When the fruit is sweet and juicy enough to eat, the flesh is almost totally white but studded with red seeds - the reverse of the usual variety.
Discovered wild in South America and rescued from extinction by Dutch farmers, they can now be bought in Waitrose.
They are smaller than most commercially grown strawberries, measuring between 15 and 23mm across - slightly less than an inch.
According to Waitrose, they can be used as an alternative to their red counterparts in a range of recipes and desserts.
Pineberries will be on sale for five weeks. A 125g punnet will cost £2.99 until April 13 and then sell for £3.99.
They join other unusual recently introduced fruits such as the strasberry, which looks like a cross between a strawberry and a raspberry.
Grown in glasshouses, the pineberry - as they have been dubbed for the British market - starts off green, gradually turning paler as it ripens.
When it is sweet and juicy enough to eat, the flesh is almost completely white but studded with red seeds.

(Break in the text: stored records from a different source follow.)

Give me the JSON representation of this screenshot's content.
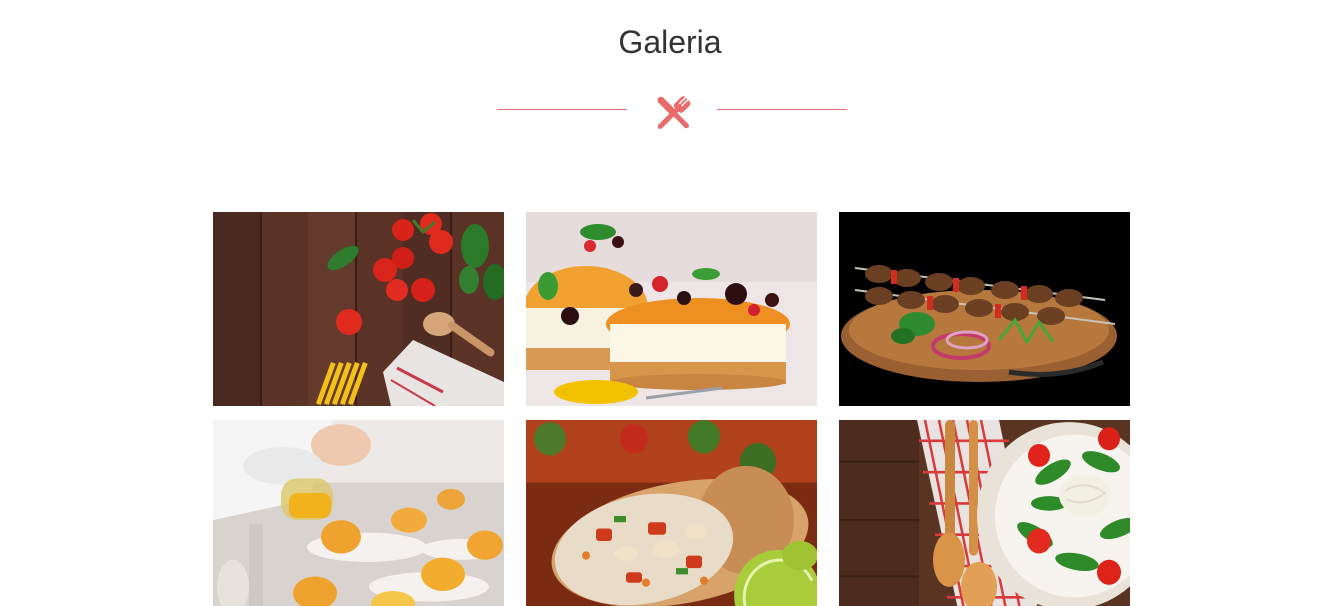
{
  "section": {
    "title": "Galeria",
    "divider_icon": "fork-knife-icon",
    "accent_color": "#e96b6b"
  },
  "gallery": {
    "items": [
      {
        "name": "tomatoes-pasta-photo"
      },
      {
        "name": "cheesecake-photo"
      },
      {
        "name": "skewers-photo"
      },
      {
        "name": "chef-plating-photo"
      },
      {
        "name": "burrito-photo"
      },
      {
        "name": "salad-photo"
      }
    ]
  }
}
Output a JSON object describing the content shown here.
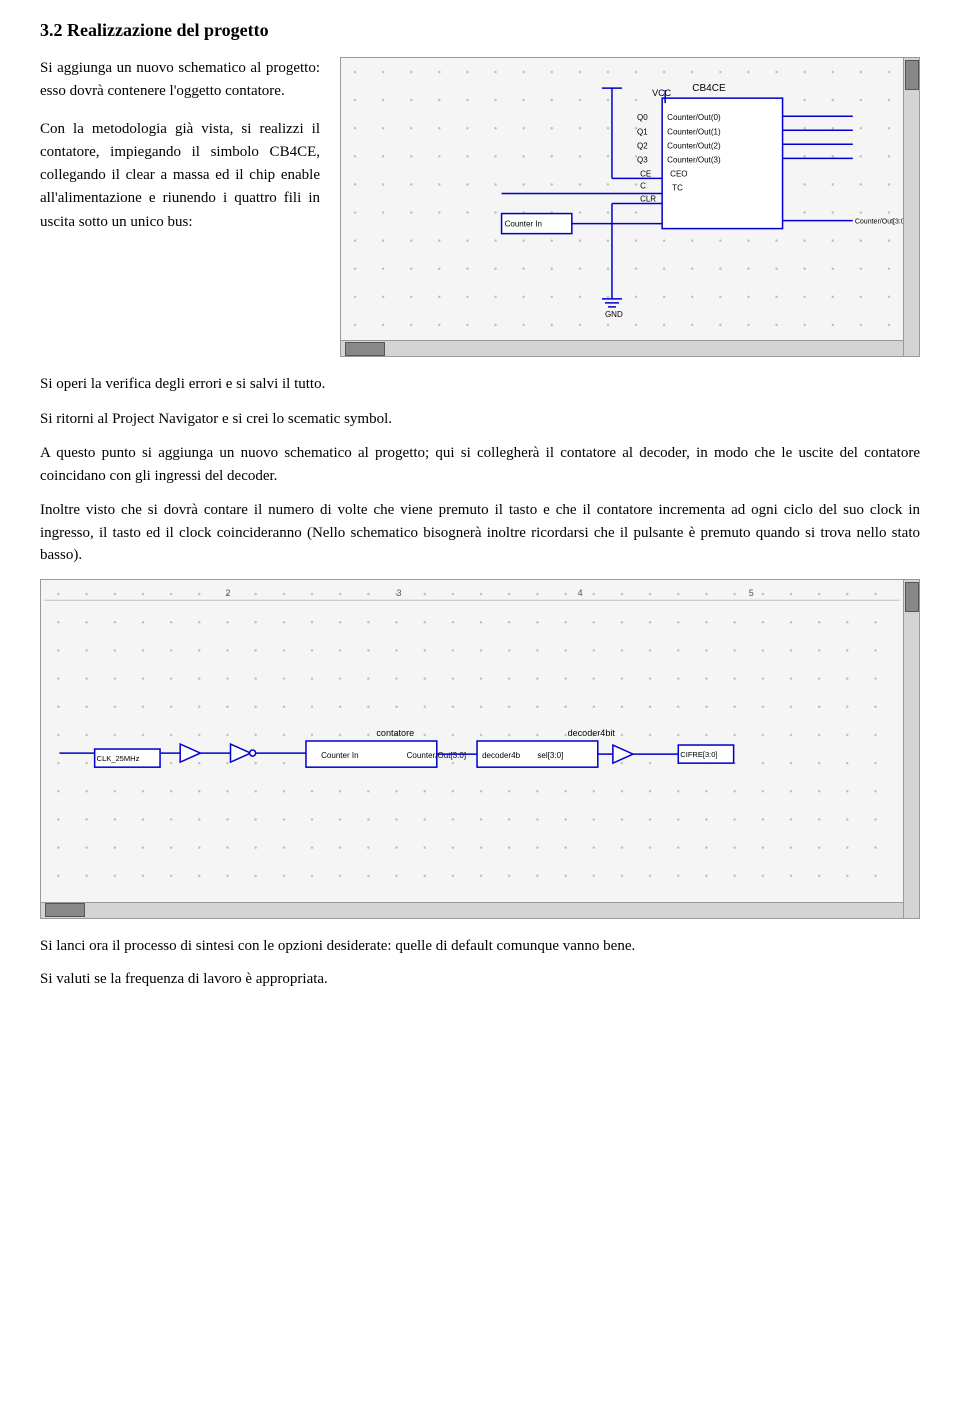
{
  "heading": "3.2  Realizzazione del progetto",
  "para1": "Si aggiunga un nuovo schematico al progetto: esso dovrà contenere l'oggetto contatore.",
  "para2": "Con la metodologia già vista, si realizzi il contatore, impiegando il simbolo CB4CE, collegando il clear a massa ed il chip enable all'alimentazione e riunendo i quattro fili in uscita sotto un unico bus:",
  "caption1": "Si operi la verifica degli errori e si salvi il tutto.",
  "caption2": "Si ritorni al Project Navigator e si crei lo scematic symbol.",
  "para3": "A questo punto si aggiunga un nuovo schematico al progetto; qui si collegherà il contatore al decoder, in modo che le uscite del contatore coincidano con gli ingressi del decoder.",
  "para4": "Inoltre visto che si dovrà contare il numero di volte che viene premuto il tasto e che il contatore incrementa ad ogni ciclo del suo clock in ingresso, il tasto ed il clock coincideranno (Nello schematico bisognerà inoltre ricordarsi che il pulsante è premuto quando si trova nello stato basso).",
  "caption3": "Si lanci ora il processo di sintesi con le opzioni desiderate: quelle di default comunque vanno bene.",
  "caption4": "Si valuti se la frequenza di lavoro è appropriata."
}
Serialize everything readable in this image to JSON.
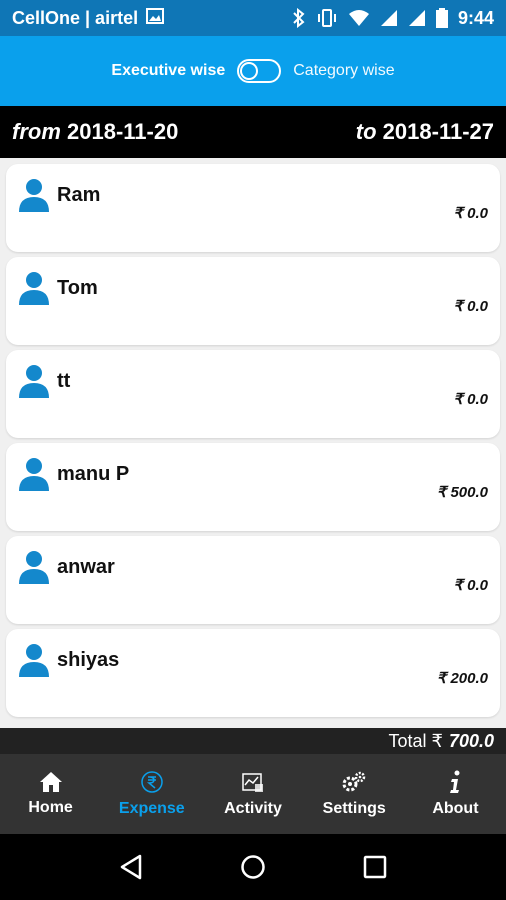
{
  "status": {
    "carrier": "CellOne | airtel",
    "time": "9:44"
  },
  "toggle": {
    "left_label": "Executive wise",
    "right_label": "Category wise"
  },
  "dates": {
    "from_keyword": "from",
    "from_date": "2018-11-20",
    "to_keyword": "to",
    "to_date": "2018-11-27"
  },
  "executives": [
    {
      "name": "Ram",
      "amount": "₹ 0.0"
    },
    {
      "name": "Tom",
      "amount": "₹ 0.0"
    },
    {
      "name": "tt",
      "amount": "₹ 0.0"
    },
    {
      "name": "manu P",
      "amount": "₹ 500.0"
    },
    {
      "name": "anwar",
      "amount": "₹ 0.0"
    },
    {
      "name": "shiyas",
      "amount": "₹ 200.0"
    }
  ],
  "total": {
    "label": "Total ₹",
    "value": "700.0"
  },
  "nav": [
    {
      "label": "Home",
      "icon": "home-icon",
      "active": false
    },
    {
      "label": "Expense",
      "icon": "rupee-icon",
      "active": true
    },
    {
      "label": "Activity",
      "icon": "activity-icon",
      "active": false
    },
    {
      "label": "Settings",
      "icon": "gears-icon",
      "active": false
    },
    {
      "label": "About",
      "icon": "info-icon",
      "active": false
    }
  ],
  "colors": {
    "status_bar": "#0f76b6",
    "top_bar": "#0aa0ec",
    "accent": "#0aa0ec",
    "person_icon": "#1488cc",
    "nav_bg": "#333333"
  }
}
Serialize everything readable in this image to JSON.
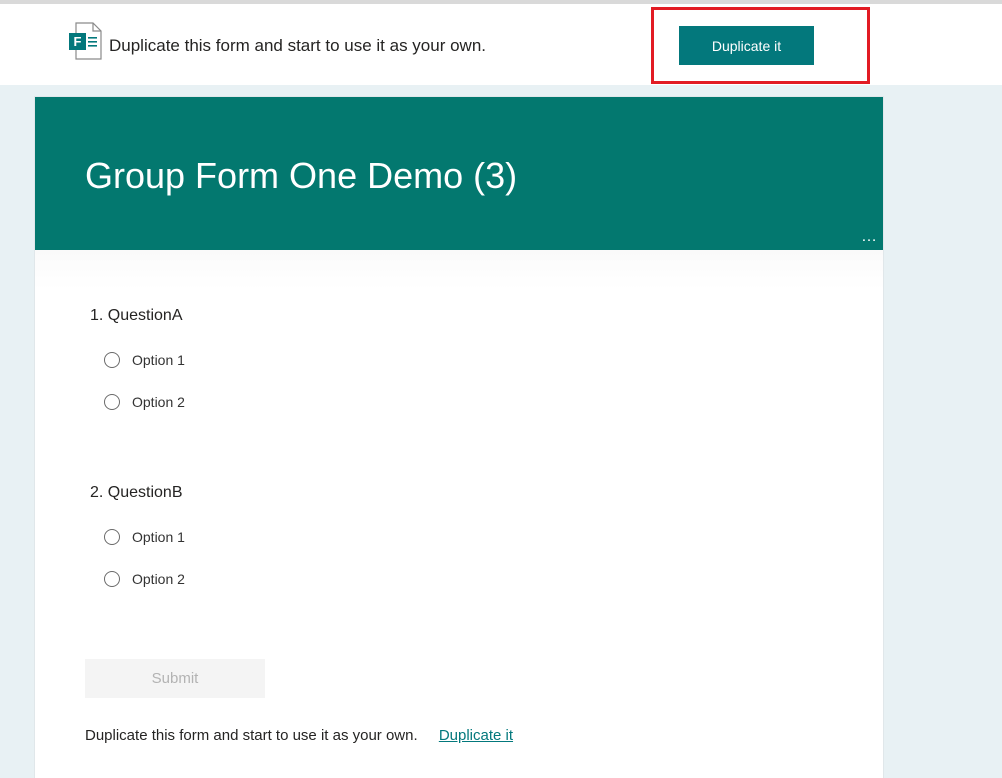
{
  "banner": {
    "text": "Duplicate this form and start to use it as your own.",
    "button_label": "Duplicate it",
    "logo_letter": "F"
  },
  "form": {
    "title": "Group Form One Demo (3)",
    "more_icon": "…",
    "questions": [
      {
        "title": "1. QuestionA",
        "options": [
          "Option 1",
          "Option 2"
        ]
      },
      {
        "title": "2. QuestionB",
        "options": [
          "Option 1",
          "Option 2"
        ]
      }
    ],
    "submit_label": "Submit",
    "footer_text": "Duplicate this form and start to use it as your own.",
    "footer_link": "Duplicate it"
  },
  "colors": {
    "accent": "#03787c",
    "header": "#03786f",
    "highlight": "#e21b23",
    "page_bg": "#e8f1f4"
  }
}
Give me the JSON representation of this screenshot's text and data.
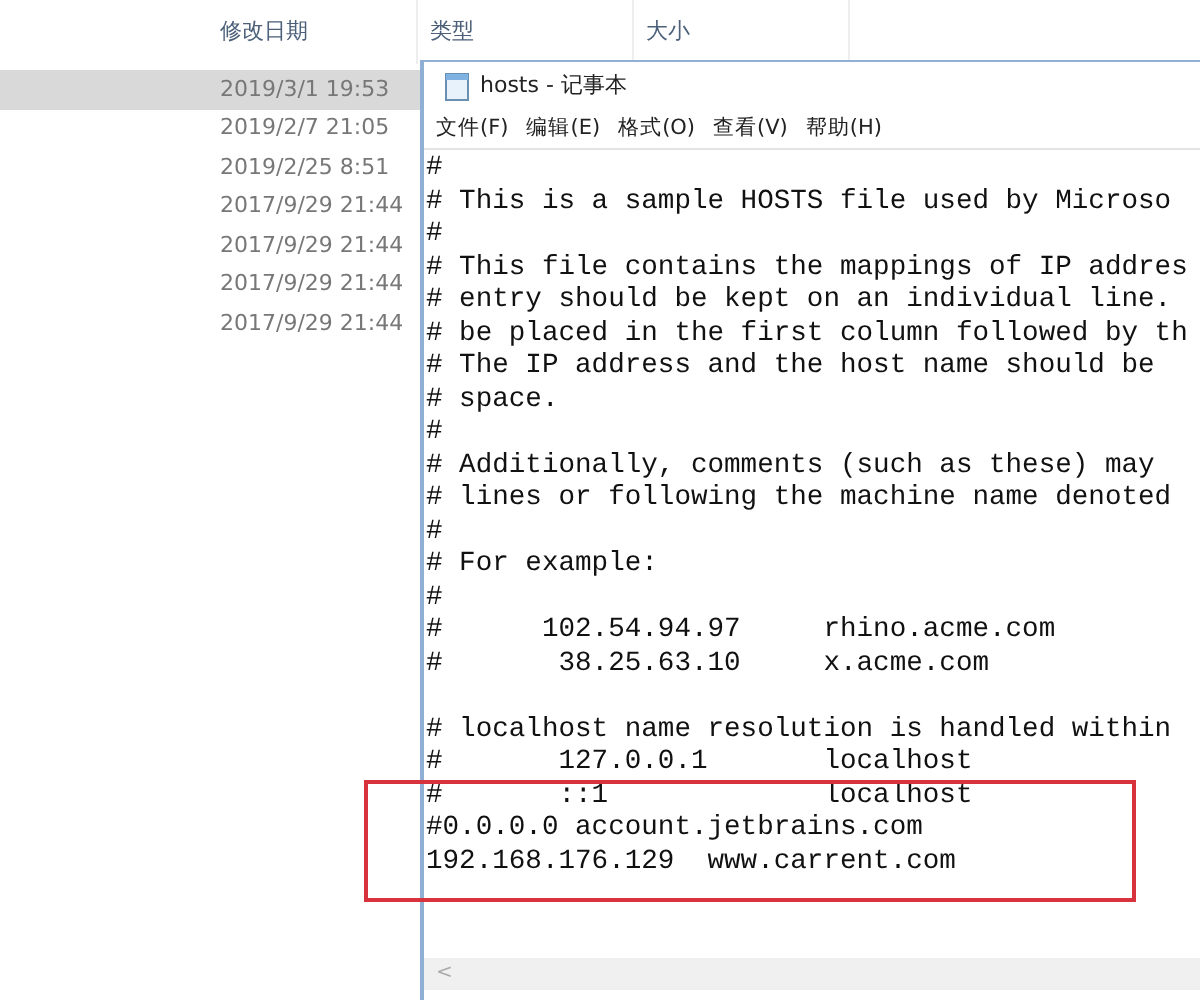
{
  "explorer": {
    "columns": [
      {
        "label": "修改日期"
      },
      {
        "label": "类型"
      },
      {
        "label": "大小"
      }
    ],
    "rows": [
      {
        "modified": "2019/3/1 19:53",
        "selected": true
      },
      {
        "modified": "2019/2/7 21:05",
        "selected": false
      },
      {
        "modified": "2019/2/25 8:51",
        "selected": false
      },
      {
        "modified": "2017/9/29 21:44",
        "selected": false
      },
      {
        "modified": "2017/9/29 21:44",
        "selected": false
      },
      {
        "modified": "2017/9/29 21:44",
        "selected": false
      },
      {
        "modified": "2017/9/29 21:44",
        "selected": false
      }
    ]
  },
  "notepad": {
    "title": "hosts - 记事本",
    "menu": [
      "文件(F)",
      "编辑(E)",
      "格式(O)",
      "查看(V)",
      "帮助(H)"
    ],
    "lines": [
      {
        "kind": "text",
        "text": "#"
      },
      {
        "kind": "text",
        "text": "# This is a sample HOSTS file used by Microso"
      },
      {
        "kind": "text",
        "text": "#"
      },
      {
        "kind": "text",
        "text": "# This file contains the mappings of IP addres"
      },
      {
        "kind": "text",
        "text": "# entry should be kept on an individual line."
      },
      {
        "kind": "text",
        "text": "# be placed in the first column followed by th"
      },
      {
        "kind": "text",
        "text": "# The IP address and the host name should be"
      },
      {
        "kind": "text",
        "text": "# space."
      },
      {
        "kind": "text",
        "text": "#"
      },
      {
        "kind": "text",
        "text": "# Additionally, comments (such as these) may"
      },
      {
        "kind": "text",
        "text": "# lines or following the machine name denoted"
      },
      {
        "kind": "text",
        "text": "#"
      },
      {
        "kind": "text",
        "text": "# For example:"
      },
      {
        "kind": "text",
        "text": "#"
      },
      {
        "kind": "text",
        "text": "#      102.54.94.97     rhino.acme.com"
      },
      {
        "kind": "text",
        "text": "#       38.25.63.10     x.acme.com"
      },
      {
        "kind": "blank"
      },
      {
        "kind": "text",
        "text": "# localhost name resolution is handled within"
      },
      {
        "kind": "text",
        "text": "#       127.0.0.1       localhost"
      },
      {
        "kind": "text",
        "text": "#       ::1             localhost"
      },
      {
        "kind": "text",
        "text": "#0.0.0.0 account.jetbrains.com"
      },
      {
        "kind": "text",
        "text": "192.168.176.129  www.carrent.com"
      }
    ],
    "scroll_left": "<"
  }
}
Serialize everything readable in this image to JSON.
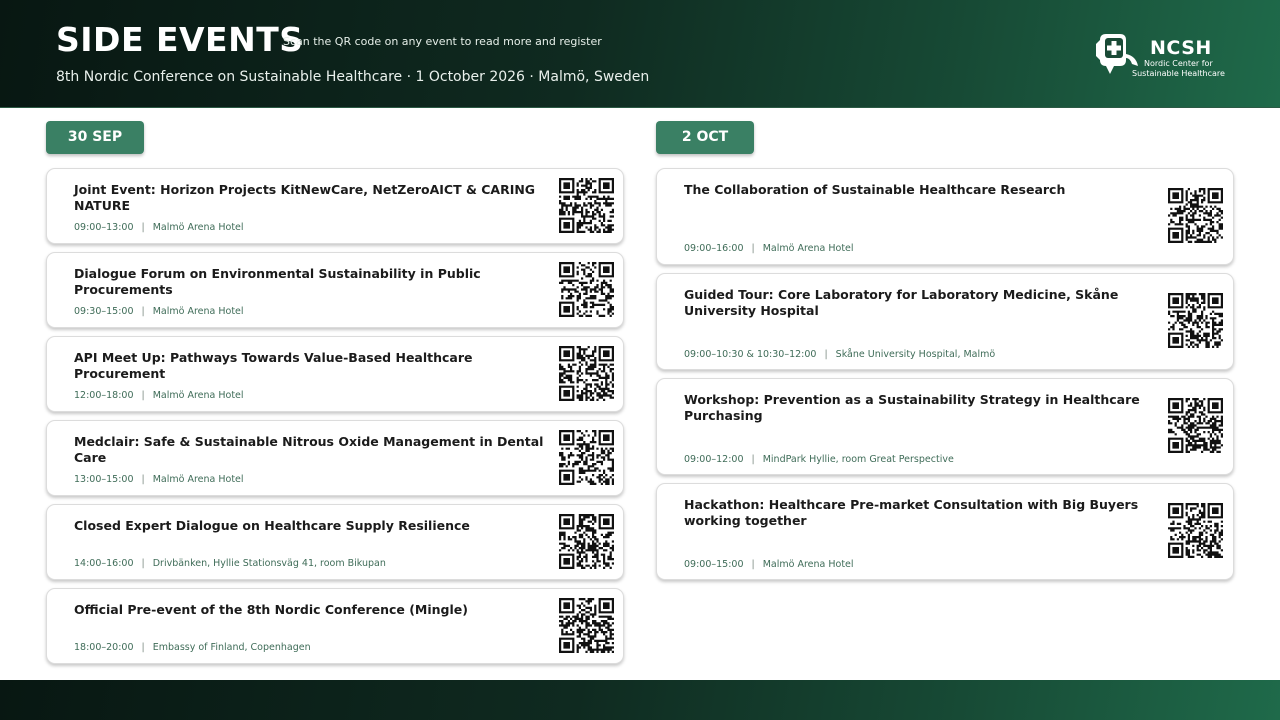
{
  "header": {
    "title": "SIDE EVENTS",
    "scan_note": "Scan the QR code on any event to read more and register",
    "subtitle": "8th Nordic Conference on Sustainable Healthcare · 1 October 2026 · Malmö, Sweden",
    "logo": {
      "name": "NCSH",
      "line1": "Nordic Center for",
      "line2": "Sustainable Healthcare"
    }
  },
  "columns": [
    {
      "day": "30 SEP",
      "events": [
        {
          "title": "Joint Event: Horizon Projects KitNewCare, NetZeroAICT & CARING NATURE",
          "time": "09:00–13:00",
          "location": "Malmö Arena Hotel"
        },
        {
          "title": "Dialogue Forum on Environmental Sustainability in Public Procurements",
          "time": "09:30–15:00",
          "location": "Malmö Arena Hotel"
        },
        {
          "title": "API Meet Up: Pathways Towards Value-Based Healthcare Procurement",
          "time": "12:00–18:00",
          "location": "Malmö Arena Hotel"
        },
        {
          "title": "Medclair: Safe & Sustainable Nitrous Oxide Management in Dental Care",
          "time": "13:00–15:00",
          "location": "Malmö Arena Hotel"
        },
        {
          "title": "Closed Expert Dialogue on Healthcare Supply Resilience",
          "time": "14:00–16:00",
          "location": "Drivbänken, Hyllie Stationsväg 41, room Bikupan"
        },
        {
          "title": "Official Pre-event of the 8th Nordic Conference (Mingle)",
          "time": "18:00–20:00",
          "location": "Embassy of Finland, Copenhagen"
        }
      ]
    },
    {
      "day": "2 OCT",
      "events": [
        {
          "title": "The Collaboration of Sustainable Healthcare Research",
          "time": "09:00–16:00",
          "location": "Malmö Arena Hotel"
        },
        {
          "title": "Guided Tour: Core Laboratory for Laboratory Medicine, Skåne University Hospital",
          "time": "09:00–10:30 & 10:30–12:00",
          "location": "Skåne University Hospital, Malmö"
        },
        {
          "title": "Workshop: Prevention as a Sustainability Strategy in Healthcare Purchasing",
          "time": "09:00–12:00",
          "location": "MindPark Hyllie, room Great Perspective"
        },
        {
          "title": "Hackathon: Healthcare Pre-market Consultation with Big Buyers working together",
          "time": "09:00–15:00",
          "location": "Malmö Arena Hotel"
        }
      ]
    }
  ],
  "colors": {
    "accent": "#3a8064",
    "header_dark": "#0f2a20",
    "meta_text": "#3f6c58"
  },
  "icons": {
    "qr": "qr-code-icon",
    "logo": "ncsh-logo-icon"
  }
}
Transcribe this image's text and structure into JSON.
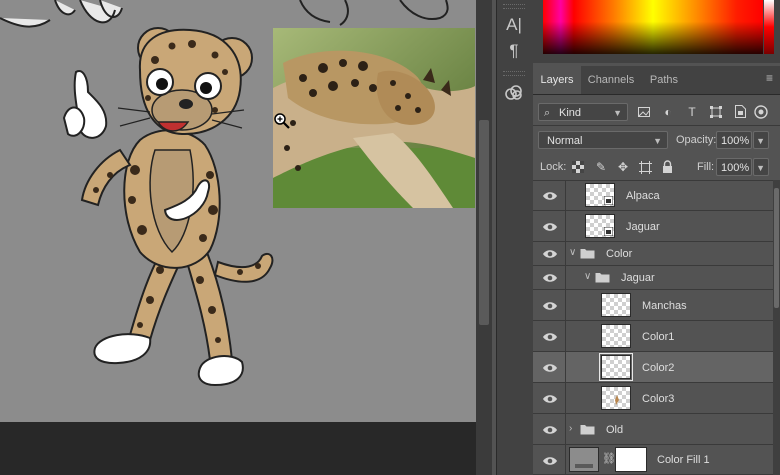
{
  "panel_tabs": [
    "Layers",
    "Channels",
    "Paths"
  ],
  "filter": {
    "kind": "Kind"
  },
  "blend": {
    "mode": "Normal",
    "opacity_label": "Opacity:",
    "opacity_value": "100%"
  },
  "lock": {
    "label": "Lock:",
    "fill_label": "Fill:",
    "fill_value": "100%"
  },
  "layers": [
    {
      "name": "Alpaca",
      "type": "smart-object"
    },
    {
      "name": "Jaguar",
      "type": "smart-object"
    },
    {
      "name": "Color",
      "type": "group",
      "expanded": true
    },
    {
      "name": "Jaguar",
      "type": "group",
      "expanded": true
    },
    {
      "name": "Manchas",
      "type": "layer"
    },
    {
      "name": "Color1",
      "type": "layer"
    },
    {
      "name": "Color2",
      "type": "layer",
      "selected": true
    },
    {
      "name": "Color3",
      "type": "layer"
    },
    {
      "name": "Old",
      "type": "group",
      "expanded": false
    },
    {
      "name": "Color Fill 1",
      "type": "fill-layer"
    }
  ],
  "colors": {
    "canvas": "#8c8c8c",
    "panel": "#535353",
    "selected_row": "#646464"
  },
  "icons": [
    "character-panel-icon",
    "paragraph-panel-icon",
    "libraries-icon",
    "zoom-in-cursor-icon",
    "eye-icon",
    "folder-icon",
    "link-icon"
  ]
}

Waitrose fruit buyer Nicki Baggott said: 'Pineberries offer our customers the chance to add a new fruit into their diet, and the berry's bright appearance can add an unusual decoration to sweet dishes.
'As the summer unfolds we won't be surprised to hear that our customers are inviting their friends over for pineberry pavlovas or punch, or serving them up with yogurt for a lighter alternative.'
All commercially grown strawberries originate from an 18th century European cross between wild varieties from North and South America which achieved the sought-after combination of sweet taste and large, juicy berries.
They quickly took over from the tiny, tart-tasting fruits now known as alpine strawberries which have been grown and enjoyed in European since before Roman times.